L’opera si compone di studi tematici, dedicati rispettivamente alla ricostruzione di quanto accadde nell’ambito del Tribunale speciale, ovvero in relazione all’introduzione delle leggi ebraiche; o ancora circa i comportamenti di alcuni magistrati durante i venti mesi della Repubblica sociale. Altri temi sviluppati riguardano ciò che avvenne in Cassazione a seguito dell’epurazione, dando atto della sostanziale continuità nei vertici della magistratura; per chiudere poi con la ricostruzione delle vicende che prima e dopo il fascismo hanno segnato l’associazionismo dei magistrati. 

Quello che colpisce l’attenzione del lettore, forse anche oltre ogni considerazione d’insieme, è l’analisi specifica delle singole carriere che coloro che furono salvati dall’epurazione svilupparono nei decenni successivi al 1946.  Il più famoso forse è il caso di Gaetano Azzariti, già presidente del Tribunale della razza: e che fu riabilitato da Togliatti, Ministro della Giustizia negli anni 1945/46, per rimanere prima a capo dell’ufficio legislativo di via Arenula, fino ad essere nominato (nel 1955) presidente della Corte costituzionale. 

Sono meno noti ma ugualmente significativi, tra i tanti, i casi dei magistrati Alliney e Baccigalupi.

Carlo Alliney fu nominato nel maggio 1944 capo di gabinetto nell’Ispettorato della razza col compito di inasprire le leggi antisemite del 1938: ciononostante, nel 1968 venne nominato presidente di sezione della corte di appello di Milano.

Mario Baccigalupi, in magistratura dal 1931 al 1965, fu il vero teorizzatore dell’edificio giuridico razziale italiano: il paradigma razziale assurge a valore fondante dell’intero mondo giuridico che sotto questa lente viene riletto e risistemato. collegato alla razza. Nonostante la sua forte personale compromissione nella costruzione di quel sistema legislativo, fu prosciolto in prima istanza e dunque rimase in servizio fino alle funzioni in cassazione.

I diversi studi contenuti nel volume, che intessono una ricostruzione approfondita delle parabole individuali che si compirono negli anni precedenti, e poi successivi alla caduta del fascismo, riescono a restituirci la visione di un tratto di storia italiana fondamentale, capace di riverberare i suoi effetti fino ai nostri giorni: una storia che è stata fortemente segnata da una transizione incompiuta, da un cambiamento che però non ha saputo recidere le radici con il passato di un regime dittatoriale che ha espresso il peggio di sé nell’emanazione di quelle leggi razziali che rappresentano tuttora la vergogna incancellabile dalla storia del nostro Paese.  Nelle pagine di questa storia, e di queste storie, ritorna, nelle diverse prospettazioni, l’interrogativo che riguarda anche noi, oggi, e che riguarda la stessa possibilità di portare a termine una epurazione effettiva ed autentica, capace di involgere anche (e soprattutto) i vertici giudiziari, maggiormente compromessi nell’appoggio prestato al regime.

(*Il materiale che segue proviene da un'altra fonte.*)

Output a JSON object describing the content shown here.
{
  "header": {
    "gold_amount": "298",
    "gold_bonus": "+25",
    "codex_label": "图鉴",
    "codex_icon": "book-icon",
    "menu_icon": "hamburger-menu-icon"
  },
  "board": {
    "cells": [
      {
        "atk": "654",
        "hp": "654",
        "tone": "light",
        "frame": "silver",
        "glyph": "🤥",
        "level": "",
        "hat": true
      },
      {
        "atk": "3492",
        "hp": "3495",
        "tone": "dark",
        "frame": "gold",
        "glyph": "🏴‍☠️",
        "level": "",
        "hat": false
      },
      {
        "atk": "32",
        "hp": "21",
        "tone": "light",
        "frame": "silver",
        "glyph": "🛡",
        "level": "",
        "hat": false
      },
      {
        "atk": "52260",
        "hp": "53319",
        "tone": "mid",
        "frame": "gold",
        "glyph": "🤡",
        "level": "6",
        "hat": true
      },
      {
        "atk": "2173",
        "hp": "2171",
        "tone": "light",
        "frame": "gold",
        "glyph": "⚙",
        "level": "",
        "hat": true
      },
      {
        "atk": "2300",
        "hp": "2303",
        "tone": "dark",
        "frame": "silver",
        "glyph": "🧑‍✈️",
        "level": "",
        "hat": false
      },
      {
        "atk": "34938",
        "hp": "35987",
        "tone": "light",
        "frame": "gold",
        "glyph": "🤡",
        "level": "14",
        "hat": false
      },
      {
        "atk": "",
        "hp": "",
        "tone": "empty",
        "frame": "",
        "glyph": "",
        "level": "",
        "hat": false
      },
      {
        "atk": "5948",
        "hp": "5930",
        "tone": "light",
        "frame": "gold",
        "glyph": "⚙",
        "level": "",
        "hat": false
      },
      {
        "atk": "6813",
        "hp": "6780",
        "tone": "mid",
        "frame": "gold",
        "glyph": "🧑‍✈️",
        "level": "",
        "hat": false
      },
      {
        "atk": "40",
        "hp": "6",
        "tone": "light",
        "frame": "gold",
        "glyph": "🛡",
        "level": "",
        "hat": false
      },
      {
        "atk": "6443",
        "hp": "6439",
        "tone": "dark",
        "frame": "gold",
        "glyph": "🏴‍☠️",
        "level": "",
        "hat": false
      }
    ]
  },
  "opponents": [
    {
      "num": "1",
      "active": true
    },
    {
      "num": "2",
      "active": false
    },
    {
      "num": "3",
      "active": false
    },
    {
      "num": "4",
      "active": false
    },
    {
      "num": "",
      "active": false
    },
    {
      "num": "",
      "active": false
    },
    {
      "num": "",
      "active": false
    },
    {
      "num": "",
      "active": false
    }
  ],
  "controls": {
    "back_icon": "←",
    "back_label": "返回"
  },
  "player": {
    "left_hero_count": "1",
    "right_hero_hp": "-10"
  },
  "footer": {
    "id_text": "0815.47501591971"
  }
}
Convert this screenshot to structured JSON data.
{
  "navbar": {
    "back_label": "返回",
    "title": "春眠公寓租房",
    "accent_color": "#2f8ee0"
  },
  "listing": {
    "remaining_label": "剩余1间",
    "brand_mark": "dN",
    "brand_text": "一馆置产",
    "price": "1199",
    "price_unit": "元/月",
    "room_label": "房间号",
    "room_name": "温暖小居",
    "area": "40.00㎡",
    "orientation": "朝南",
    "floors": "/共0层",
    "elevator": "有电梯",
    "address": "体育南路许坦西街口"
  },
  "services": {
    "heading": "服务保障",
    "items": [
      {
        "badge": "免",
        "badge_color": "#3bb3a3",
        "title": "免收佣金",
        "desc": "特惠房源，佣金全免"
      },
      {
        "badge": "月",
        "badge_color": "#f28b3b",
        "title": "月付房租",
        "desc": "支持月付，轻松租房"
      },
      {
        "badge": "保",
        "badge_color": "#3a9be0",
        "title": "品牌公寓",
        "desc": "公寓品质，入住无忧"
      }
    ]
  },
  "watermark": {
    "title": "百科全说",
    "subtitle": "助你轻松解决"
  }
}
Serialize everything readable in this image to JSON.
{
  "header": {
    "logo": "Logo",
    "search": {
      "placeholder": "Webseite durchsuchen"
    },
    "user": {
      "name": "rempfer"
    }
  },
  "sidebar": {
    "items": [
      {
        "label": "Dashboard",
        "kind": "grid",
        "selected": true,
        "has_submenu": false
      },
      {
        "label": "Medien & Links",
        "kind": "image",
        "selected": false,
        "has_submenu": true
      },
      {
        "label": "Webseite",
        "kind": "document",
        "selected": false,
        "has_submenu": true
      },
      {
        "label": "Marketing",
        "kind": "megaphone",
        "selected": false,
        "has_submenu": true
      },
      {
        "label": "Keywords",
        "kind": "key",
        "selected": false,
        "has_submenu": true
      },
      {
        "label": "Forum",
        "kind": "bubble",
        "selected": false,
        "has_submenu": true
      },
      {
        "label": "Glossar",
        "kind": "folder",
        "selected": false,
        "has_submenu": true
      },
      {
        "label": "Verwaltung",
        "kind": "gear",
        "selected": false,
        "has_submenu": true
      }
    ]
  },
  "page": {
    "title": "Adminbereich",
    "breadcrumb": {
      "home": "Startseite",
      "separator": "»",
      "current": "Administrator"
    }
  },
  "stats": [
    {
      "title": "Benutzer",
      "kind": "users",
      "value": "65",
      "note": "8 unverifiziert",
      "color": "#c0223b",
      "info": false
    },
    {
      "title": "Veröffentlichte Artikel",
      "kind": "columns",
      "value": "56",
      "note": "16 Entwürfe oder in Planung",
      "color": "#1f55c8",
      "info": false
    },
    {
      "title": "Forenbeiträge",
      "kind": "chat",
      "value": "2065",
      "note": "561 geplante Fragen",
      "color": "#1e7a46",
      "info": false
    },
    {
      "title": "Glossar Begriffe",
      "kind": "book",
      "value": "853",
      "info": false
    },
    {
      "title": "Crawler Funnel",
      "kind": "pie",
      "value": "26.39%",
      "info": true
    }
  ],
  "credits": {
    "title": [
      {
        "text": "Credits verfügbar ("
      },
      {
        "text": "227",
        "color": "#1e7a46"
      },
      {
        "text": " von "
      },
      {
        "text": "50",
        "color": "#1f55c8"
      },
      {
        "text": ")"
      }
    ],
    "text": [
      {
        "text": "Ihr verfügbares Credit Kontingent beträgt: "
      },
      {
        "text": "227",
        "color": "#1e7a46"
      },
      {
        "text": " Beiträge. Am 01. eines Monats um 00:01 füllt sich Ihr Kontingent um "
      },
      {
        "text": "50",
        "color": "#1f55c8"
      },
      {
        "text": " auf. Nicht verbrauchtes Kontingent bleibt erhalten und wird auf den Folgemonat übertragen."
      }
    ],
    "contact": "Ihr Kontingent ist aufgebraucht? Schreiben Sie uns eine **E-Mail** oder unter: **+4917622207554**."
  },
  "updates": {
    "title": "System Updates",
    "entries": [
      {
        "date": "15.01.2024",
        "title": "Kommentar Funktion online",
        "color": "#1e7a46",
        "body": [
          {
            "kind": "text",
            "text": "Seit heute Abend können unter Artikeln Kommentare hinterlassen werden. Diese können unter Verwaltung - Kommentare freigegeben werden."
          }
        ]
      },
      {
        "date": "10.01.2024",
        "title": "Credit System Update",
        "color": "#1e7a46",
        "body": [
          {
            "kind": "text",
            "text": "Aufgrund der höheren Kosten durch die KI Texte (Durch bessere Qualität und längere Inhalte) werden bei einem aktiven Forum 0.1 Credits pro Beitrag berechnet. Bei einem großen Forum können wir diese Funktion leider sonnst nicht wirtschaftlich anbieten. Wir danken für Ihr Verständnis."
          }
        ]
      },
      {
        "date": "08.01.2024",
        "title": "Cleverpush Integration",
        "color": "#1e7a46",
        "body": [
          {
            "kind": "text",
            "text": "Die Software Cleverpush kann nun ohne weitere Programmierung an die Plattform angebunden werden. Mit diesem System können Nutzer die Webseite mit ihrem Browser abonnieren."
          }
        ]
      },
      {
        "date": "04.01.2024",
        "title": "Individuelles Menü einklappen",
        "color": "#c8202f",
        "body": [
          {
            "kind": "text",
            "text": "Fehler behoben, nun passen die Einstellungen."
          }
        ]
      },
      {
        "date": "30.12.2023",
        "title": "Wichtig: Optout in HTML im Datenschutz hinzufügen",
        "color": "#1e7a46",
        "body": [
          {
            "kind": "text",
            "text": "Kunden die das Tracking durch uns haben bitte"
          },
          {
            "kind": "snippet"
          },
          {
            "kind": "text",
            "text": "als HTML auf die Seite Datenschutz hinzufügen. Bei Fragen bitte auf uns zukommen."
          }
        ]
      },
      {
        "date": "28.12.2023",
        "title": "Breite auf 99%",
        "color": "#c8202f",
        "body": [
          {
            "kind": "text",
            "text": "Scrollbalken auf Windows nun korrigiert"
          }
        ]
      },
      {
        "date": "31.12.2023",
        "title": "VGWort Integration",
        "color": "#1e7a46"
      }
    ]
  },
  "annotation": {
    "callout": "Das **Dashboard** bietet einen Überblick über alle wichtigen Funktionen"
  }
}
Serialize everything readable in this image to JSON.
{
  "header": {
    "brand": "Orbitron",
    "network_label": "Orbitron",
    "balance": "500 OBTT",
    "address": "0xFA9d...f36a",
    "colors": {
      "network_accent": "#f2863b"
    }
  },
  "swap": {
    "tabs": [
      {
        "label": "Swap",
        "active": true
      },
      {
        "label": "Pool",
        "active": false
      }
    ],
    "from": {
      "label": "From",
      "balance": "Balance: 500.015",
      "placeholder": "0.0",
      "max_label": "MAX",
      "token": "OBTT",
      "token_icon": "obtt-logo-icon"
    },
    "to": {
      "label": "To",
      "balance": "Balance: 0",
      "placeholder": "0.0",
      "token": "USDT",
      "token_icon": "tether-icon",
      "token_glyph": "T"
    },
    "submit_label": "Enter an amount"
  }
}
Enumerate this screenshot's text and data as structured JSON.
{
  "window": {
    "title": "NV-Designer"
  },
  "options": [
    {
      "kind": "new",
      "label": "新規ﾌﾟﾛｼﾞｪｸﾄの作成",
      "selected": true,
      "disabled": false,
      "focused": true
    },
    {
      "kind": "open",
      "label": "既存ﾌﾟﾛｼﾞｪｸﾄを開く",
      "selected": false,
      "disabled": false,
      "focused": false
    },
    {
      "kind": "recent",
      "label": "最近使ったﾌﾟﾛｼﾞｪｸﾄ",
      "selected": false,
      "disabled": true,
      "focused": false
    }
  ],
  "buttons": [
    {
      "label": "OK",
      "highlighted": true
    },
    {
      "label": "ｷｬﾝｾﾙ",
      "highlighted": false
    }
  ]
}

Un’azione troppo radicale avrebbe sicuramente causato la difficoltà oggettiva per la neonata Repubblica nel dover gestire una pressocché totale decapitazione dell’ordine giudiziario, o quantomeno un forte vuoto d’organico, con la conseguente necessità di procurare urgentemente un ricambio non facile né, in fondo, gradito dai componenti dell’ordine. Ma il compromesso trovato si attestò su un tipo di risposta troppo carente ed acquiescente rispetto alle compromissioni col fascismo. 

La conseguenza, tra le altre, fu che continuò a prevalere la formazione culturale di quel tipo di giuristi nonostante il mutamento dell’ordinamento giuridico e l’adozione dei valori costituzionali: negli anni ‘50 la visione autoritaria del diritto espressa dai magistrati e in particolare dai vertici di cassazione, discende direttamente dal clima in cui ebbero a formarsi. Epurazione mancata significò anche lentezza e ritardo nell’assimilare ed attuare i nuovi valori costituzionali: ciò che condizionò pesantemente la fase di passaggio al nuovo ordinamento repubblicano.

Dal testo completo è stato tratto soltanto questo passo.